Zwar existieren bei IMDB neben den im Arbeitsspeicher vorgehaltenen Daten noch weitere Daten im Sekundärspeicher, diese werden aber ausschließlich aus Sicherungs- und Wiederherstellungsgründen zur Verfügung gestellt (vgl. Garcia-Molina 1992, S-512).

Informationssysteme, welche IMDB einsetzen, wird es somit ermöglicht, Datenbankabfragen sehr viel schneller und effizienter zu verarbeiten. Grund hierfür sind die schnelleren Zugriffszeiten auf den Arbeitsspeicher im Vergleich zum Sekundärspeicher (vgl. Dewitt et al. 1984, S.1-8). Weiter sind in IMDM spaltenbasierende Datenstrukturen anzutreffen. Ebenso werden spezielle Kompressionsverfahren eingesetzt, welche die Zugriffszeiten weiter verkürzen (vgl. Maier / Scheffler 2011, S.116).

2.1.1 Spaltenorientierte Datenspeicherung

Der Begriff der spaltenorientierten Datenbank beschreibt die Funktionsweise, wie Daten auf dem zu verwendenden persistenten Speichermedium abgelegt werden (Bösswetter 2010).

Traditionell werden wie erwähnt Datensätze in einer traditionellen relationalen DB zeilenorientiert abgespeichert, wobei eine Zeile einem zusammenhängenden Datensatz entspricht. Dieser Datensatz besteht dabei aus mehreren Attributen (Spalten). Bei der spaltenorientierten Speicherung werden dazu im Vergleich die Werte einer Spalte fortwährend abgelegt (vgl. Abadi/Boncz/Harizopoulos 2009, 1664-1665).

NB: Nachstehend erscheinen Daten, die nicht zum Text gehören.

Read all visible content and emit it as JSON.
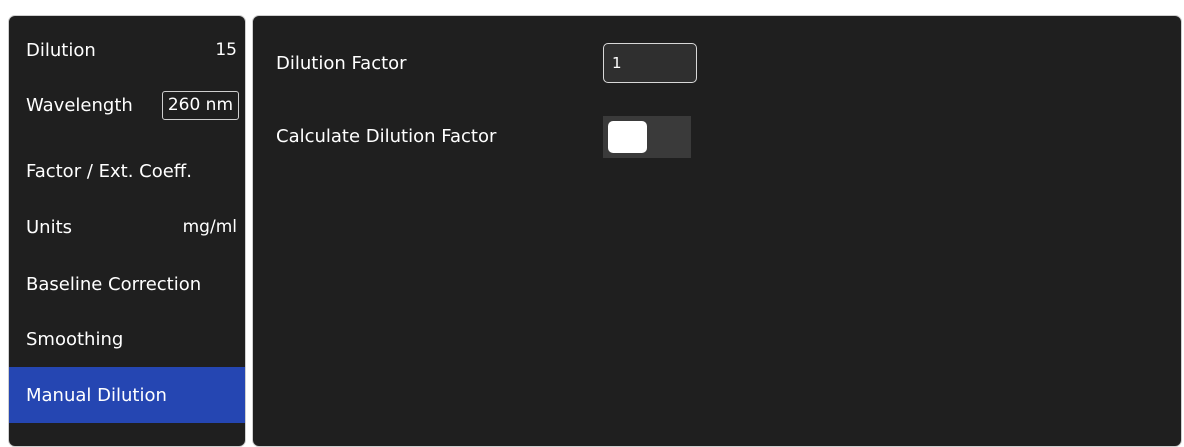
{
  "sidebar": {
    "items": [
      {
        "label": "Dilution",
        "value": "15"
      },
      {
        "label": "Wavelength",
        "value": "260 nm"
      },
      {
        "label": "Factor / Ext. Coeff.",
        "value": ""
      },
      {
        "label": "Units",
        "value": "mg/ml"
      },
      {
        "label": "Baseline Correction",
        "value": ""
      },
      {
        "label": "Smoothing",
        "value": ""
      },
      {
        "label": "Manual Dilution",
        "value": "",
        "active": true
      }
    ]
  },
  "main": {
    "dilution_factor_label": "Dilution Factor",
    "dilution_factor_value": "1",
    "calculate_label": "Calculate Dilution Factor",
    "calculate_enabled": false
  },
  "colors": {
    "panel_bg": "#1f1f1f",
    "active_item": "#2546b2",
    "border": "#cfcfcf",
    "text": "#ffffff"
  }
}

Der zeilenorientierte Ansatz lässt sich dabei mit dem spaltenorientierten Ansatz vergleichen: Eine Speicherung in zeilenorientierter Form ist von Vorteil für die OLTP (Online Transaction Processing)- Verarbeitung. Bei diesem Ansatz werden primär einzelne Datensätze angefragt und im Anschluss verarbeitet. Im Gegensatz dazu spielt der spaltenorientierte Ansatz in analysierenden Applikationen seine Vorteile aus. Dies begründet sich darin, dass diese Anwendungen hauptsächlich eine größere Datenmenge anfragen. Auf diesen Daten erfolgt dann eine Berechnung, oftmals statistisch (vgl. Mattern/Croft 2014, S.132) Darüber hinaus hat spaltenorientierte Speicherung insbesondere bei breiten Tabellen einen relevanten Vorteil, wenn in der Anfrage nur wenige Attribute benötigt werden. Weiter lässt sich eine Kompression in zeilenorientierten DB-Systemen nur sehr aufwendig durchführen. Das ist darauf zurückzuführen, dass in einem Datensatz häufig Werte mit vielen verschiedenen Datentypen gespeichert sind. Doch die spaltenorientierte Speicherung der Daten wiederum ordnet sehr ähnlichen Werte eine Spalte auch physisch beieinander. Somit bietet dies einen guten Ansatz für die Kompression (vgl. Plattner/Zeier 2011, S.33-35).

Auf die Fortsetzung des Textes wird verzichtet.